Greta Gerwig might now be a studio filmmaker, working with Netflix on an eight-picture deal to adapt The Chronicles of Narnia series, but her roots lie in independent filmmaking as one of the pioneers of the mumblecore movement.

Starring in low-budget films like Hannah Takes The Stairs and Baghead, Gerwig began her cinematic journey as an actor, later trying her hand at writing and working with partner Noah Baumbach on the screenplay for Frances Ha. 
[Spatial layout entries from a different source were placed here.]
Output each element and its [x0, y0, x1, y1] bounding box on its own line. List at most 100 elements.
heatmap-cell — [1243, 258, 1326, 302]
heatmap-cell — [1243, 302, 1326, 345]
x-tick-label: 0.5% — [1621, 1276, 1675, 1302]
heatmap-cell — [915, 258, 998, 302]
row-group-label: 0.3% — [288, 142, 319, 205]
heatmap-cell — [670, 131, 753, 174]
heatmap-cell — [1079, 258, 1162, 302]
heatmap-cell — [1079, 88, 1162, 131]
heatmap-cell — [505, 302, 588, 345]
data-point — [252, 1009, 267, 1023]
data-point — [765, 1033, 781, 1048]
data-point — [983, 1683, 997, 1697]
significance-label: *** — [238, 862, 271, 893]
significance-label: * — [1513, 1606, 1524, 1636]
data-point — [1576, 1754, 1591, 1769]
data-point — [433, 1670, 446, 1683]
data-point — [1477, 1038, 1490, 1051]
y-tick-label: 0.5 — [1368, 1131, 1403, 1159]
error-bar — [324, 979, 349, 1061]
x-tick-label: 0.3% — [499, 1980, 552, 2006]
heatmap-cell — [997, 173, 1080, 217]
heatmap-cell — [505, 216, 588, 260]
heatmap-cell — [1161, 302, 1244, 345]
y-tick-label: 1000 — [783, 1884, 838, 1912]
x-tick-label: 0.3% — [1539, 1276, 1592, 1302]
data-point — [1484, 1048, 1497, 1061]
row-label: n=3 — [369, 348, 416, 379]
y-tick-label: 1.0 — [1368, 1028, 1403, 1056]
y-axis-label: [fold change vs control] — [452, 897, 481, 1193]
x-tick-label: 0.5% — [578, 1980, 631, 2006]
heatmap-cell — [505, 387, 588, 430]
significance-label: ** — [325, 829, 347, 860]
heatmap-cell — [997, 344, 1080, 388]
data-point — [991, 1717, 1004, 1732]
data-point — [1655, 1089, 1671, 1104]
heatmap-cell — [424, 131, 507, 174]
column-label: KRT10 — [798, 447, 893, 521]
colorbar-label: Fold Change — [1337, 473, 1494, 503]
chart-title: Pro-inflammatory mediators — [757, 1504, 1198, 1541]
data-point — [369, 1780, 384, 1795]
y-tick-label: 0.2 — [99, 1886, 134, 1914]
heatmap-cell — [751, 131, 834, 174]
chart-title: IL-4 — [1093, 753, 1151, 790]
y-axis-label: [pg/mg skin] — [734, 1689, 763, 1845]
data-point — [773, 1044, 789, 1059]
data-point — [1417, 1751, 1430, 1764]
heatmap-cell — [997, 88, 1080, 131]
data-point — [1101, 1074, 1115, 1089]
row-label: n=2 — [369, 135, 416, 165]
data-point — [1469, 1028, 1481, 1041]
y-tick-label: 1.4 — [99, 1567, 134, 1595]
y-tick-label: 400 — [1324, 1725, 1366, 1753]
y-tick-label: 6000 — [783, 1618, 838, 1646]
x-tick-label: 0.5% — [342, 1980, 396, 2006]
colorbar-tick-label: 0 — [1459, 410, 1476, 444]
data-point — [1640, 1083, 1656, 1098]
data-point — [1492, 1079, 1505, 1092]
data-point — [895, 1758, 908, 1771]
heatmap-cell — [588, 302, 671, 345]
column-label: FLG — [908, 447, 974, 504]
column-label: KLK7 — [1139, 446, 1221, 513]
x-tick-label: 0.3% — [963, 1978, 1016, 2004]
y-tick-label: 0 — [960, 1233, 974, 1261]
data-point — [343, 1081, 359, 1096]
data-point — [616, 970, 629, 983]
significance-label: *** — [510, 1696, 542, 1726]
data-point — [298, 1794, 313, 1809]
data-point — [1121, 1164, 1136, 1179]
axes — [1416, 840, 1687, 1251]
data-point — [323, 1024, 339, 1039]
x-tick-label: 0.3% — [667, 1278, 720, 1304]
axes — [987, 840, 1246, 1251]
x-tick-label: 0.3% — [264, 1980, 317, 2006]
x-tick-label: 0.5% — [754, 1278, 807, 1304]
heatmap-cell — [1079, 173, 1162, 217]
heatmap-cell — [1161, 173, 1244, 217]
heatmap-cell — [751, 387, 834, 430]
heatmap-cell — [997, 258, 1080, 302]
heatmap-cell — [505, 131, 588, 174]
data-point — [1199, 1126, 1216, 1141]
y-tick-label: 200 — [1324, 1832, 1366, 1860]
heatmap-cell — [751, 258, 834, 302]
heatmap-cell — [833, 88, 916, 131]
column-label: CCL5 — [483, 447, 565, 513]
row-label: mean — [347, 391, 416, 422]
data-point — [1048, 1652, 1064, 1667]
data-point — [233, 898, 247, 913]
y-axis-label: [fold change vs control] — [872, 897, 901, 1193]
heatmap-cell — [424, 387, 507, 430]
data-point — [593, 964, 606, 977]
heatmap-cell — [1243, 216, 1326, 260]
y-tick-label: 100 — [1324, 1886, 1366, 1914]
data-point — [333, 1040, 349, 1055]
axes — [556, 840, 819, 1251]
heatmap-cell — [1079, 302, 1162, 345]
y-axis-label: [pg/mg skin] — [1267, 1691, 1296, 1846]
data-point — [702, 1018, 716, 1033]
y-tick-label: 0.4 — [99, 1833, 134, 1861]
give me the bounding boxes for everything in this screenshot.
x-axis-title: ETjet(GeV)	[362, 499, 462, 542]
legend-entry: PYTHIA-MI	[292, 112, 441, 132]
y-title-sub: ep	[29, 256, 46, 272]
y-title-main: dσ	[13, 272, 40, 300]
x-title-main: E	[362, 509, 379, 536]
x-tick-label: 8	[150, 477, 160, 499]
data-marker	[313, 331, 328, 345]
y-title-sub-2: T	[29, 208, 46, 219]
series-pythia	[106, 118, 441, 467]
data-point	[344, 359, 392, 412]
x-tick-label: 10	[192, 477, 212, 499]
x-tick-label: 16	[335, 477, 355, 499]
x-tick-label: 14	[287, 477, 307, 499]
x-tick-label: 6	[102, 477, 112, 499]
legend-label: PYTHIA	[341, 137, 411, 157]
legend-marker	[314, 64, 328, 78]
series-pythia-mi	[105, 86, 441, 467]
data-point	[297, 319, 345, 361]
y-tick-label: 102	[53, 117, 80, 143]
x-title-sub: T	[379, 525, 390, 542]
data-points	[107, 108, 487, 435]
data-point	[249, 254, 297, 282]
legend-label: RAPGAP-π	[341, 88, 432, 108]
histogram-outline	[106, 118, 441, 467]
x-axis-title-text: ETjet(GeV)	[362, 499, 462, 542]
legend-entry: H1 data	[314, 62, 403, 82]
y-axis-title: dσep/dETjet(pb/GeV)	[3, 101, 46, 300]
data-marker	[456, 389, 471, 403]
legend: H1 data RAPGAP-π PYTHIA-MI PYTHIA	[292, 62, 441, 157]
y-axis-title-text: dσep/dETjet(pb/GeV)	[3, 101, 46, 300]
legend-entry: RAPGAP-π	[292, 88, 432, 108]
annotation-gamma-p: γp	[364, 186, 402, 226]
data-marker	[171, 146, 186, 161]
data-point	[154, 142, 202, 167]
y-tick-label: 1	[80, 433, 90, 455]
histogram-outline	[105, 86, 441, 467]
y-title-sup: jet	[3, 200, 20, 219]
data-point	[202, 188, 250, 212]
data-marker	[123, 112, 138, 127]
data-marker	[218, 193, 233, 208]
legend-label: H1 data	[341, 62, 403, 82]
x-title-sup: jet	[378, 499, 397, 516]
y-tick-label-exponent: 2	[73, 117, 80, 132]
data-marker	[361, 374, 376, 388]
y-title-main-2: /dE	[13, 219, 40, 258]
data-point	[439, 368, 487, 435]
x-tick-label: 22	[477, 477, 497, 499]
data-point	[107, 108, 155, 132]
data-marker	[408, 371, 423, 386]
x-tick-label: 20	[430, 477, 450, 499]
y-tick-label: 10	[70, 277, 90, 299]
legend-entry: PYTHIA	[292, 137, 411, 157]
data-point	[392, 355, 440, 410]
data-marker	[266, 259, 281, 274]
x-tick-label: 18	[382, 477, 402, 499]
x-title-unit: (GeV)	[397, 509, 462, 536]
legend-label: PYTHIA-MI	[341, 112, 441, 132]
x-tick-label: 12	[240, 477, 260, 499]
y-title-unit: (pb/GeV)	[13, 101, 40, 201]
Now considered a cult classic gem from the 2000s, nobody knew that this would then become the start of a huge journey for Gerwig, going on to discover her love for directing and crossing over to the other side of the medium. While we now know her for blockbuster hits like Barbie and her adaptation of Little Women, Gerwig’s first venture behind the camera came with her coming-of-age dark comedy, Lady Bird.

Directed in 2017, Lady Bird follows teenager Christine who is desperate to escape her small-town life and make something of herself in the big city, often butting heads with her slightly abrasive mother.

At the time, Christine’s story made space for girlhood in cinema, with few stories centring the inner worlds of teenage girls, something that was made all the more hilarious and touching through Christine’s often temperamental and feisty nature.

There are countless moments in the film that deeply resonated with audiences, such as the protagonist’s strained relationship with her mother and the desire to escape her roots for want of something bigger, only to find herself missing both as soon as she made it out.

But many people will describe the hilarity and strangeness of the opening scene, in which ‘Lady Bird’ has an argument with her mother in the car and attempts to hurl herself out of it while she is still driving, complaining about her life and all the things she wants to do.

When discussing this, Gerwig explained how inspiration had struck from a very organic place while travelling on the New York City Subway, saying, “I was actually on the subway in New York, and I heard two teenage girls talking. One of them said to the other, ‘I wish I could live through something’. And I laughed, and I wrote it down. And I put it in the movie. Because I think that’s such an understandable feeling, particularly for teenagers, this feeling like life is happening somewhere else but not to you.”

For anyone who’s grown up in a small town and longed to escape, to find a space that fits your motivations and ambitions or allows them to grow wings, it’s a very relatable feeling that Gerwig herself has captured through the nostalgic qualities of the film.

The filmmaker expanded on her motivations to capture this side of growing up, saying, “I wanted to explore the fact that I think when you’re a teenager, you’re trying to figure out who you are through the reaction of other people. It’s reaching for a definition of oneself through relationships. And sometimes, rejecting the ones that are close to you because you are sure that someone else is better; someone would reflect a better self to you. It’s like that wanting to be reflected back as cooler than you are somehow.”